The Florida Department of Education announced Friday that it has banned 42 mathematics textbooks for containing what it claims is material that would “indoctrinate students.”
Florida Commissioner of Education Richard Corcoran said in a press release that his office had rejected the texts under the state’s Benchmarks for Excellent Student Thinking (B.E.S.T.) standards:
“The approved list followed a thorough review of submissions at the Department, which found 41 percent of the submitted textbooks were impermissible with either Florida’s new standards or contained prohibited topics – the most in Florida’s history. Reasons for rejecting textbooks included references to Critical Race Theory (CRT), inclusions of Common Core, and the unsolicited addition of Social Emotional Learning (SEL) in mathematics.”
But how exactly could a textbook for mathematics contain any of the cited “impermissible” topics?
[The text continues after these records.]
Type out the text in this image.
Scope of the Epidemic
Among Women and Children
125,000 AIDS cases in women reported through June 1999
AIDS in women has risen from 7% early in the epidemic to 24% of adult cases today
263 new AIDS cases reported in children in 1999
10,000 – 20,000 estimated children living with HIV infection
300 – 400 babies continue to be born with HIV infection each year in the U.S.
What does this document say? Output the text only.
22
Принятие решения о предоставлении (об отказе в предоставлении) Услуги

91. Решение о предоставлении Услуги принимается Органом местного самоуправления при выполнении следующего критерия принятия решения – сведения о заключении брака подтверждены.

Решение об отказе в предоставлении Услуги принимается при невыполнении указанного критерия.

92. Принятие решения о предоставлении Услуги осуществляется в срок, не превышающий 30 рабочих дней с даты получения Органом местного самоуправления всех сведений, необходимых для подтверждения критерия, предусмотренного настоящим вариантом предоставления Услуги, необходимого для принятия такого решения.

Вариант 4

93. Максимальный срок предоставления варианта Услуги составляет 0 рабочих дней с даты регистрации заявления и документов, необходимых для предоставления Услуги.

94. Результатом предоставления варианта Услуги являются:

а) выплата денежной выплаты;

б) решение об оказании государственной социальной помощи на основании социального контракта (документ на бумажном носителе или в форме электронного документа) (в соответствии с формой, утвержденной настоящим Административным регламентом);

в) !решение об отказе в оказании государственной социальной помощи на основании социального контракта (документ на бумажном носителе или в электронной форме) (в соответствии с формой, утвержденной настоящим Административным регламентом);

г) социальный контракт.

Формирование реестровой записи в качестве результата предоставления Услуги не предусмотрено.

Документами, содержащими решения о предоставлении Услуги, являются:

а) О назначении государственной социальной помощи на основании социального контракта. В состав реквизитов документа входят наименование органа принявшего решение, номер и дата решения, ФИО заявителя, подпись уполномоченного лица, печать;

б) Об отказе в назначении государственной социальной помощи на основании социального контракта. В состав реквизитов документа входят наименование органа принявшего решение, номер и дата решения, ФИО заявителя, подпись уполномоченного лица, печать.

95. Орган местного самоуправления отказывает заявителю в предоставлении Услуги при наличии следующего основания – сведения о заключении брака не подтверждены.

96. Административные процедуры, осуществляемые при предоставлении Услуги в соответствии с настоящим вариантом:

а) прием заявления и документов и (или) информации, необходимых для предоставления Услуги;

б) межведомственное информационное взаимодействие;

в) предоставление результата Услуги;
How would race even enter into the discussion of how to add, subtract, and divide? The department neglected to explain its reasoning, but did boast that most of the texts it disallowed were for grades K-5:
“The highest number of books rejected were for grade levels K-5, where an alarming 71 percent were not appropriately aligned with Florida standards or included prohibited topics and unsolicited strategies. Despite rejecting 41 percent of materials submitted, every core mathematics course and grade is covered with at least one textbook.”
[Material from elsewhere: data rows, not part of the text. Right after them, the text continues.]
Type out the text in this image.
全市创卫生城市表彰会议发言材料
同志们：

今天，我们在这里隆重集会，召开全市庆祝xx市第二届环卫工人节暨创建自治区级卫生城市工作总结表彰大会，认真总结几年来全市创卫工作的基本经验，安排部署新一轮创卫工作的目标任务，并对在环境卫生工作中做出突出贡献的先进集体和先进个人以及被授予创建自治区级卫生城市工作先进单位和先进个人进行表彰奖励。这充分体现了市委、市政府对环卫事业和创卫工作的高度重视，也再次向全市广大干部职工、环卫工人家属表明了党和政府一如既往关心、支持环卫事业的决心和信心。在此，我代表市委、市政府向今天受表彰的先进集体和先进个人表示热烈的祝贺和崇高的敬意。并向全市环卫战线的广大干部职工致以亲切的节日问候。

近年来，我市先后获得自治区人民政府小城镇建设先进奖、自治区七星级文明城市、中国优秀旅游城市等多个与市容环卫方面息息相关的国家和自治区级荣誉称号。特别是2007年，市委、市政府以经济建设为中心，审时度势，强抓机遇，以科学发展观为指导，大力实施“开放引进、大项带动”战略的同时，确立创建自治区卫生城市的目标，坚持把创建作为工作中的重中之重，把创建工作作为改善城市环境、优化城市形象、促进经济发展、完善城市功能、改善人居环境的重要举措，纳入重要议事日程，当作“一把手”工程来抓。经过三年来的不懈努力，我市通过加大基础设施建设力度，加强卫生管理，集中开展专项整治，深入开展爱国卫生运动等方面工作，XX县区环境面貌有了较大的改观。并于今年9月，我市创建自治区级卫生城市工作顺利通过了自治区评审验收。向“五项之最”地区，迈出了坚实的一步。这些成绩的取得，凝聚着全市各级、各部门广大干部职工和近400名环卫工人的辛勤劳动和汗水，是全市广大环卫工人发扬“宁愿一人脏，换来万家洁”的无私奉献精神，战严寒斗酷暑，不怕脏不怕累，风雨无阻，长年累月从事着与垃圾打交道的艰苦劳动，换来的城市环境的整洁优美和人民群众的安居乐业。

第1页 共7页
Corcoran has been trying to stir up outrage over Critical Race Theory (CRT) for months now, remarking “our classrooms, students and even teachers are under constant threat by Critical Race Theory advocates.”
As you’d expect, Florida Gov. Ron DeSantis (R) lavished praise on Corcoran for banning the offending textbooks:
“I’m grateful that Commissioner Corcoran and his team at the Department have conducted such a thorough vetting of these textbooks to ensure they comply with the law.”
Where does all of this blatant government censorship end? Will it soon be permissible to ban any textbook that mentions Democrats such as Franklin D. Roosevelt or why the New Deal was necessary to save the American economy during the depths of the Great Depression?
Instead of disallowing more information for students, we would do well to heed this warning from author Stephen Chbosky:
“Banning books gives us silence when we need speech. It closes our ears when we need to listen. It makes us blind when we need sight.”